The breakthrough has its origin in 2015 work characterizing the tooth material of limpets, which has tensile strength even stronger than spider silk. Atomic-level analysis revealed a dense network of chitin fibers interspersed with iron-containing geothite crystals.  Now, the team at University of Portsmouth has achieved a similar structure with serum-coated glass, chitin, and iron oxide. 

“I spent six months setting up this process,” says Dr. Robin Rumney, lead author of the research. “I went through every kind of permutation I could think of for what the cells might need and how they’d grow. It’s very different to growing bacteria or cancer cells which commonly grow in a lab environment, so we had to work out from scratch what would work.”
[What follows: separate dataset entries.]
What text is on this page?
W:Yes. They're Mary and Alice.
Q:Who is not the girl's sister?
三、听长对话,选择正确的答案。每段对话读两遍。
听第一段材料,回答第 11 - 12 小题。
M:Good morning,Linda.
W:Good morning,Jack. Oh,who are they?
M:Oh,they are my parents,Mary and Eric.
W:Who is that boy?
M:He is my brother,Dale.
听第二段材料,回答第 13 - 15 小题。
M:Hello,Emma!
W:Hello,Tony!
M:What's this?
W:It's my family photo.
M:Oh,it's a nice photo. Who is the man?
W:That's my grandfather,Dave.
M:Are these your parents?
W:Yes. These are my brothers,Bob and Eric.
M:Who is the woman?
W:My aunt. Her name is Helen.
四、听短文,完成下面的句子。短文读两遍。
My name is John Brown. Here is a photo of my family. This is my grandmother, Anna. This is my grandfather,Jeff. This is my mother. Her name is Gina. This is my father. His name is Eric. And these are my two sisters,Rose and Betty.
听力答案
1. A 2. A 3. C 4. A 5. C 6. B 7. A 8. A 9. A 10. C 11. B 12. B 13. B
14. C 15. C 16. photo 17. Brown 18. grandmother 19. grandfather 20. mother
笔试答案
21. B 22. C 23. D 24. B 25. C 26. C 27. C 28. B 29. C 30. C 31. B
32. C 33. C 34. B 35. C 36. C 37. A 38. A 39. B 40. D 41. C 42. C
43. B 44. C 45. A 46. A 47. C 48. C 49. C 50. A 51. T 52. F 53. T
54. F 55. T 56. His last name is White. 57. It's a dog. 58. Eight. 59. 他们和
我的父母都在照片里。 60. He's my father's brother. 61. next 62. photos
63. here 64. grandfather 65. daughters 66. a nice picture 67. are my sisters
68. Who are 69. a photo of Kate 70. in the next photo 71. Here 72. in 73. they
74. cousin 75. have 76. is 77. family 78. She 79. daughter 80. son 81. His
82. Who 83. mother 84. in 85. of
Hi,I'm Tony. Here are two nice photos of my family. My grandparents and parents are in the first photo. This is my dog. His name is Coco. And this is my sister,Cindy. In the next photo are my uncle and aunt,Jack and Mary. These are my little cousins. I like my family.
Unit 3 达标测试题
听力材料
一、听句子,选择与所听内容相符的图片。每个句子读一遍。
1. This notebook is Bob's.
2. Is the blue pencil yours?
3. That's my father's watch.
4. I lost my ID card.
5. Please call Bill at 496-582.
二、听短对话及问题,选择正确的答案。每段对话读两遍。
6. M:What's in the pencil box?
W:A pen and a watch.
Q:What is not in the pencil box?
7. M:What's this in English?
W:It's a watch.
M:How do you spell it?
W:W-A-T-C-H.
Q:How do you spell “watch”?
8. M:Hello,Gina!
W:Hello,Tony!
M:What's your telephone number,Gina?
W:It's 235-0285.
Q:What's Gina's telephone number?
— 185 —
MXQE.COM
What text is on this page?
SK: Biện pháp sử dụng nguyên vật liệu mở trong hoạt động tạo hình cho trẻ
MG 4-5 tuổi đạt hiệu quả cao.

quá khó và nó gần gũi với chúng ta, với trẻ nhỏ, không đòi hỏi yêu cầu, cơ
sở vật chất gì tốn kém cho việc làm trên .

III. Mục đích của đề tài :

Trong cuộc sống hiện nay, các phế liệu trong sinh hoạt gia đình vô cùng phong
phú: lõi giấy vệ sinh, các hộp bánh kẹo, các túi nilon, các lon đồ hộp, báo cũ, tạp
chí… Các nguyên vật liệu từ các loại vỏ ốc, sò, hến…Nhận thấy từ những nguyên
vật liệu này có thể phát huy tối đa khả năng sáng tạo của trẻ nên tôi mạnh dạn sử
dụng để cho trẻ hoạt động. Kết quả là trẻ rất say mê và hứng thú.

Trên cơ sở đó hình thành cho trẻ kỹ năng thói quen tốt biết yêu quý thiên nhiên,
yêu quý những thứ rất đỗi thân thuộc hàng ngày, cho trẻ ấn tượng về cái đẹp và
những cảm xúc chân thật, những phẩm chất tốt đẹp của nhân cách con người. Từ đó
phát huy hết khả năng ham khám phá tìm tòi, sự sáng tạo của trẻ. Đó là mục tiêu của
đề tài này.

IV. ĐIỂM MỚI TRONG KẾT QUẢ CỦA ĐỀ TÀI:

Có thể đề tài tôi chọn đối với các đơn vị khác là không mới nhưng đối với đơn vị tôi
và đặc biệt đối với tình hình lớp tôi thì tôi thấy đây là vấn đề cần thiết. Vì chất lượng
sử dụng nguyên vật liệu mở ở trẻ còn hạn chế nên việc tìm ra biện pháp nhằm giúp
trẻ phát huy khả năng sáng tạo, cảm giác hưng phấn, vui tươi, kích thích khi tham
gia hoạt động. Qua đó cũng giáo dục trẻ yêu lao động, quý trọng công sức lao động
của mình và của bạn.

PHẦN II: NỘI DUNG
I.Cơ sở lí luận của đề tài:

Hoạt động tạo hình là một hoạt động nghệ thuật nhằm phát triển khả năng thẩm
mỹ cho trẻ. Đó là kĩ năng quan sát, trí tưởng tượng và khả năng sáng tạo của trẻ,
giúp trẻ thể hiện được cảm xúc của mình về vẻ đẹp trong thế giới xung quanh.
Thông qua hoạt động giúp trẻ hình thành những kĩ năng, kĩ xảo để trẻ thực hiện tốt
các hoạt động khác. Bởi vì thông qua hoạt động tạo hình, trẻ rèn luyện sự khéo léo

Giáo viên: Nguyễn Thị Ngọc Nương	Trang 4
Rumney says the material could replace fully synthetic composites like Kevlar—the material used in bullet-proof vests—without the use of toxic starter materials. “Here we have a material which potentially is much more sustainable in terms of how it’s sourced and made, and at the end of its life can be biodegraded,” Rumney adds.  “Our next step is to find other ways of getting the iron formation occurring, so we’re studying the secretions of the limpet cells to better understand that. If it works really well, then we already have the gene readouts of the organ so we can lift the genes of interest out, and hopefully put them into bacteria or yeast to grow them at scale.”

The research was published in the journal Nature Communications.